I0	S'->@S S->@L=R S->@R S->@*R L->@id R->@L
I1	S'->S@
I2	S->L@=R R->L@
I3	S->R@
I4	L->*@R R->@L L->@*R L->@id
I5	L->id@
I6	S->L=@R R->@L L->@*R L->@id
I7	L->*R@
I8	R->L@
I9	S->L=R@

Figure 4.39: Canonical LR(0) collection for grammar (4.49)

Consider the set of items I2 , The first item in this set makes ACTION[2, =] be "shift 6." Since FOLLOW(R) contains = (to see why, consider the derivation S => L = R => *R = R), the second item sets ACTION[2, =] to "reduce R -> L". Since there is both a shift and a reduce entry in ACTION[2, =], state 2 has a shift/reduce conflict on input symbol =.

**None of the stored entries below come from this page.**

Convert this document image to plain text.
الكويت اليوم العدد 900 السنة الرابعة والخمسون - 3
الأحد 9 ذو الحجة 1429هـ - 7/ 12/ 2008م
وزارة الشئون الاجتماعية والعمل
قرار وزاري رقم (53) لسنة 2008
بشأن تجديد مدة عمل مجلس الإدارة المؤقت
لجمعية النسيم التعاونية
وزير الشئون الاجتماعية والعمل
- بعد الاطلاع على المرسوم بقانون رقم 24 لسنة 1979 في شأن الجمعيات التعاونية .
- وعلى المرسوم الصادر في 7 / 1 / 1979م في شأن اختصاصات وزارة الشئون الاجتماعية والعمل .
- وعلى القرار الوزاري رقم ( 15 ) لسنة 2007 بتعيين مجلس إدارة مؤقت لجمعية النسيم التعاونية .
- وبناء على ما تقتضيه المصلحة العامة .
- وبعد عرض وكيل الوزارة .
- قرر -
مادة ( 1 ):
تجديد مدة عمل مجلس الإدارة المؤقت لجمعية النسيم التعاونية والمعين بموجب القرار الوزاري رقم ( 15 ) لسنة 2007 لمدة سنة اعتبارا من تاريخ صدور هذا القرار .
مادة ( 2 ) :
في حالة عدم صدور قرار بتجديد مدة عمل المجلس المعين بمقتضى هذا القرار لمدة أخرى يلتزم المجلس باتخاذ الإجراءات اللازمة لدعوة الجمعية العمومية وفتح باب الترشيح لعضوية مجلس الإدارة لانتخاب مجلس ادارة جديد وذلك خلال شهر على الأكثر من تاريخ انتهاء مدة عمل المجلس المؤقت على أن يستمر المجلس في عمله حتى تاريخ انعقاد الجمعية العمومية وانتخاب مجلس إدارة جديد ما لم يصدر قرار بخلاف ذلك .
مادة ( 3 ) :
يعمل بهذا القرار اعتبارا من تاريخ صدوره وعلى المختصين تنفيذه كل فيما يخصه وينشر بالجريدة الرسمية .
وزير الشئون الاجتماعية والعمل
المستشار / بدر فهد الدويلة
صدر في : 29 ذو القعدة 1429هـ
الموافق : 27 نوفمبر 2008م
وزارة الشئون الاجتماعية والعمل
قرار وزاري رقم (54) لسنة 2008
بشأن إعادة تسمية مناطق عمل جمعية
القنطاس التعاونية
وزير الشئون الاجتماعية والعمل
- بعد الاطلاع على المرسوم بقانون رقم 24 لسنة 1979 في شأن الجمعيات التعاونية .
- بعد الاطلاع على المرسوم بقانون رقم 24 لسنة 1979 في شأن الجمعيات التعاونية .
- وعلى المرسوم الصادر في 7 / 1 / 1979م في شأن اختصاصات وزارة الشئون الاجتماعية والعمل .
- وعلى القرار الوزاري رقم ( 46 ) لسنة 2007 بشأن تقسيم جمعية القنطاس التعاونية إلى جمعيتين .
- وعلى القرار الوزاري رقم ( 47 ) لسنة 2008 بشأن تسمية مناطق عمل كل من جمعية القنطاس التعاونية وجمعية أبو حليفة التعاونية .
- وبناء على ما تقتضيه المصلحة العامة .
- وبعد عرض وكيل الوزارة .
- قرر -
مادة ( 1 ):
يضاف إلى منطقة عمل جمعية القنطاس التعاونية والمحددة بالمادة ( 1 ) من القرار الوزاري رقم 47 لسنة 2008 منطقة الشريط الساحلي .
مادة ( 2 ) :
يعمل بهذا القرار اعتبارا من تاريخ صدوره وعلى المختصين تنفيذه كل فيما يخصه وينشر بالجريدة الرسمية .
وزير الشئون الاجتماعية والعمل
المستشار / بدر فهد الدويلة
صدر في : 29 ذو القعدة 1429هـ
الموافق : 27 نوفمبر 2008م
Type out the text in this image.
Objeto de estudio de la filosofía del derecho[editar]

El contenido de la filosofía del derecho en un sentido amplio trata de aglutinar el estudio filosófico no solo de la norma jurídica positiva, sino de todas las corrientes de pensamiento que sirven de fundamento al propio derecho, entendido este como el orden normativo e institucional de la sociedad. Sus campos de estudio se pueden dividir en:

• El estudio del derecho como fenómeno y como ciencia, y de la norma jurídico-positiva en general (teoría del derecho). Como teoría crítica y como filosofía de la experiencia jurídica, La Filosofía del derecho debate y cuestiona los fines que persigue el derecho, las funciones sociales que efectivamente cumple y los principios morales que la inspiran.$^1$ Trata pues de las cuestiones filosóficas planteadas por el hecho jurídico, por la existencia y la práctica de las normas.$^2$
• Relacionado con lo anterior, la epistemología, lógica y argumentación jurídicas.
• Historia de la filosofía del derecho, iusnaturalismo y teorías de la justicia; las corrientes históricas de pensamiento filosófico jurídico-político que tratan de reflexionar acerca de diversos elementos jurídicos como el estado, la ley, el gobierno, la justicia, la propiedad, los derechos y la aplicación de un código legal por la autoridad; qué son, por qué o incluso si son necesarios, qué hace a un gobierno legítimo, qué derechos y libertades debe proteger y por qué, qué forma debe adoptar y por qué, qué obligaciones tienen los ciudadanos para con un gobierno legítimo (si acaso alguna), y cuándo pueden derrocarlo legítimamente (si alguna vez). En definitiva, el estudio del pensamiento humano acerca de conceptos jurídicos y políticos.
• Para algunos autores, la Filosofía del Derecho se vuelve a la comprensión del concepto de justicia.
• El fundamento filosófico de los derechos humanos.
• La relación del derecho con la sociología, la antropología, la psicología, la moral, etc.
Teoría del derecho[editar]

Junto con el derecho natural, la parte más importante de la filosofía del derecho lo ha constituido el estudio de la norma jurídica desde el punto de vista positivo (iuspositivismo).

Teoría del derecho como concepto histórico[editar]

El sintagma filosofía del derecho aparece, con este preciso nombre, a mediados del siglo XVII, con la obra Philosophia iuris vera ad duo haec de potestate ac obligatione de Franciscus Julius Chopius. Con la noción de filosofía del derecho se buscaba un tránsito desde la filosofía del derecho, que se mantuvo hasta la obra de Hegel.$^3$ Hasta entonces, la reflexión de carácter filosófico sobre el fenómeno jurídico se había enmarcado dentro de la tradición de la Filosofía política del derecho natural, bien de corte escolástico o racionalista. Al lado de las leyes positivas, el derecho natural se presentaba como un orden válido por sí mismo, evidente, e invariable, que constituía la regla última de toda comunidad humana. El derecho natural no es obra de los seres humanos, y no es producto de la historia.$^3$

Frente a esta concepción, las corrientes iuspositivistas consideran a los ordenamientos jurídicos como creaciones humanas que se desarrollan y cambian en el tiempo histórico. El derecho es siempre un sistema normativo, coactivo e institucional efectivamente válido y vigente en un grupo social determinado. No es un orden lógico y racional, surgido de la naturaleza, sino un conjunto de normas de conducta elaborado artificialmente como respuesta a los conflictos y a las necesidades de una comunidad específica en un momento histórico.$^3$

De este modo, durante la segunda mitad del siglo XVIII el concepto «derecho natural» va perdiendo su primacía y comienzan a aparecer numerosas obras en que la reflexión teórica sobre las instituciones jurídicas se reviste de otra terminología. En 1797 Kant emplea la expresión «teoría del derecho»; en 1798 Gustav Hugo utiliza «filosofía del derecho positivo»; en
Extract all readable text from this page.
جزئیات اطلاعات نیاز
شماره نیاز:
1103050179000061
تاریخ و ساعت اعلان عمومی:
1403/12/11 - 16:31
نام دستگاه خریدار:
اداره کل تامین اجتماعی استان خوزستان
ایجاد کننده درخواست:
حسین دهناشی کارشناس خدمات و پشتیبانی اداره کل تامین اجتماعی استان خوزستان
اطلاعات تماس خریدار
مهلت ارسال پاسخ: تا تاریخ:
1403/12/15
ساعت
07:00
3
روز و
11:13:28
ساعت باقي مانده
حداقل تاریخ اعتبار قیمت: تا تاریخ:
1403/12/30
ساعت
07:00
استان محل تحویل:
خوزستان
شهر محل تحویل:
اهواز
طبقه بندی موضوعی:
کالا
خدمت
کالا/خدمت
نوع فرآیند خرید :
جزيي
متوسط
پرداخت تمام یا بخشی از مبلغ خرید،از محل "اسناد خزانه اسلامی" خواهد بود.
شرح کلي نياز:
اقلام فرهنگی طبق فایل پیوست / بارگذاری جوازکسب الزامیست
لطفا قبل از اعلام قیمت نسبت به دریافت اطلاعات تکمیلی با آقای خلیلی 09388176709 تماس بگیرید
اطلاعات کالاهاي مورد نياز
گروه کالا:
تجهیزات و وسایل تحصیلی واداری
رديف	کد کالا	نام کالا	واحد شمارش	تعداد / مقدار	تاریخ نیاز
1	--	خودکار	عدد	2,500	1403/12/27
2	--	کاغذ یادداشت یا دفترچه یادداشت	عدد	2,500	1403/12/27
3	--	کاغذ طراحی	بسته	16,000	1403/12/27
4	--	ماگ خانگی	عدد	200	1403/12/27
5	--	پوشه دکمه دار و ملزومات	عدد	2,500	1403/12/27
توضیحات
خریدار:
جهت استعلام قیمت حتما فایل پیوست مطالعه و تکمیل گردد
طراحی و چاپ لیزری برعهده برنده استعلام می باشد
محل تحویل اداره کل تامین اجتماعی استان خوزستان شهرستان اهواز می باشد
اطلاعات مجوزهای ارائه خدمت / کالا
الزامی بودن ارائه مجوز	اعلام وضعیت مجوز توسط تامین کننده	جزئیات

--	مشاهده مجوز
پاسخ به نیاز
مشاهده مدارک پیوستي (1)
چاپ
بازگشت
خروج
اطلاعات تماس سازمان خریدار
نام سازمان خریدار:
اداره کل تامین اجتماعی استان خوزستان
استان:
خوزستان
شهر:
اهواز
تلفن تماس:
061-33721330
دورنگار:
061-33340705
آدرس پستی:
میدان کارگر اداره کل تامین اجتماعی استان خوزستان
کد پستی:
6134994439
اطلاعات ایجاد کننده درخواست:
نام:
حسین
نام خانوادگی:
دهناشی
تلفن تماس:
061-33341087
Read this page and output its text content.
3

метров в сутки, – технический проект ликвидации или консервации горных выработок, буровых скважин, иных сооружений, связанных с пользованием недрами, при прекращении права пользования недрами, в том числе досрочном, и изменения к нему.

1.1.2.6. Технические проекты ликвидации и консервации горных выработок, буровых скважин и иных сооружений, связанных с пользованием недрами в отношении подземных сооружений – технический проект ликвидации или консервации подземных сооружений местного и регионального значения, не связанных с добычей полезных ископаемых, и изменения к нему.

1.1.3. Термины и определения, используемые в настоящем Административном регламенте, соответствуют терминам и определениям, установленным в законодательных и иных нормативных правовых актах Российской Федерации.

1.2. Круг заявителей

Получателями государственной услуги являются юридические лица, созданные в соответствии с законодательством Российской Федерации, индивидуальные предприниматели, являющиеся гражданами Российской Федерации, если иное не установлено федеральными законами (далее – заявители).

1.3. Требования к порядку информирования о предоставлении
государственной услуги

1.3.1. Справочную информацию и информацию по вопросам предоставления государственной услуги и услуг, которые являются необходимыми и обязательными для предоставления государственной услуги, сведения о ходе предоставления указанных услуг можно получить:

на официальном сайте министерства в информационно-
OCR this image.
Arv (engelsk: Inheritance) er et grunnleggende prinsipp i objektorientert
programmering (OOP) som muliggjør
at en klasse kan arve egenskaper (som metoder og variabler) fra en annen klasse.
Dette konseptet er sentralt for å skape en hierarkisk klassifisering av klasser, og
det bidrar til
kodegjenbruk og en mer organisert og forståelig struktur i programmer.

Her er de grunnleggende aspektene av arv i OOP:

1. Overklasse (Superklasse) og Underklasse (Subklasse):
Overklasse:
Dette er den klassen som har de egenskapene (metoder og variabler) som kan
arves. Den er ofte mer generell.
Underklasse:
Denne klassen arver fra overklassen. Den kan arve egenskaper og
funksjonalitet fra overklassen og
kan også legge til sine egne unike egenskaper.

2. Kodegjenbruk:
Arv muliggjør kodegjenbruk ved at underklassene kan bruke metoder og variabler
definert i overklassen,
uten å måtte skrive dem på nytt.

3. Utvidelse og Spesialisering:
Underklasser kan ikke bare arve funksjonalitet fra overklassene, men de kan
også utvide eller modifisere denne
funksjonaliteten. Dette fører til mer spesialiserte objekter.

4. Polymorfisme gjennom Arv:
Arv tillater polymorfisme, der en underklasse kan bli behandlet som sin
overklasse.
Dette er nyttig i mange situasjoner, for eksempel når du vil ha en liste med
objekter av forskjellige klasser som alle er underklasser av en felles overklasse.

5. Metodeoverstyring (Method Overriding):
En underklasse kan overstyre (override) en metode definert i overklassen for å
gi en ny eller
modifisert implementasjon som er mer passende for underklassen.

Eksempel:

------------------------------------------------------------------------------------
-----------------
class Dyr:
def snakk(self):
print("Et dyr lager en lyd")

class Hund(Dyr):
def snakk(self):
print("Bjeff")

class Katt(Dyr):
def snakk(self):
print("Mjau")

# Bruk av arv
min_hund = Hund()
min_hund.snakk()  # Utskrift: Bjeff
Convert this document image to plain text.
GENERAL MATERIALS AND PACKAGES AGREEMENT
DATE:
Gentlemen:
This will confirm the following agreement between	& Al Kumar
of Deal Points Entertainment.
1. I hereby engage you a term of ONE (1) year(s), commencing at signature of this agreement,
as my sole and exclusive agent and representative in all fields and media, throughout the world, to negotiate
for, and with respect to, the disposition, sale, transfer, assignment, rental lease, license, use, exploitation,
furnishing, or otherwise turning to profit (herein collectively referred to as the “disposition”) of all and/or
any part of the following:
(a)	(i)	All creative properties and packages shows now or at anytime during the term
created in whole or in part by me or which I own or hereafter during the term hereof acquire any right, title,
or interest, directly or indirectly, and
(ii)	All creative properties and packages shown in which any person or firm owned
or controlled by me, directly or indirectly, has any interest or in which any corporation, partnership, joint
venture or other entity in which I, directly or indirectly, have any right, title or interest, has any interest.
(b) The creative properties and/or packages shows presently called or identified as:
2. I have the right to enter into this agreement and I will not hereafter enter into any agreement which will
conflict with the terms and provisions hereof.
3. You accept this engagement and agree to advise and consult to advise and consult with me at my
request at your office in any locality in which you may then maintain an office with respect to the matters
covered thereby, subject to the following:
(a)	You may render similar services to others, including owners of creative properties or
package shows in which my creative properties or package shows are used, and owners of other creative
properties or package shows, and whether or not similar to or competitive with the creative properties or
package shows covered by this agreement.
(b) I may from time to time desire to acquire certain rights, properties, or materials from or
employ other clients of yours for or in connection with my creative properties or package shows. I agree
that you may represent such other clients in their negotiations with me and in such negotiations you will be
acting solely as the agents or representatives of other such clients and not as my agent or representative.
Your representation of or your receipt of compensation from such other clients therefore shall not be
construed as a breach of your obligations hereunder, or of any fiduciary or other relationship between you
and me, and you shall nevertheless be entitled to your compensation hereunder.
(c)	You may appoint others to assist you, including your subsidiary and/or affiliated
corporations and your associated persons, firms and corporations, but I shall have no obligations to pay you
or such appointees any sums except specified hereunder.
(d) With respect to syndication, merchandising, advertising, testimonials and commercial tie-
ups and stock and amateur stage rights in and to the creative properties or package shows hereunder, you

Grammar (4.49) is not ambiguous. This shift/reduce conflict arises from the fact that the SLR parser construction method is not powerful enough to remember enough left context to decide what action the parser should take on input =, having seen a string reducible to L. The canonical and LALR methods, to be discussed next, will succeed on a larger collection of grammars, including grammar (4.49). Note, however, that there are unambiguous grammars for which every LR parser construction method will produce a parsing action table with parsing action conflicts. Fortunately, such grammars can generally be avoided in programming language applications.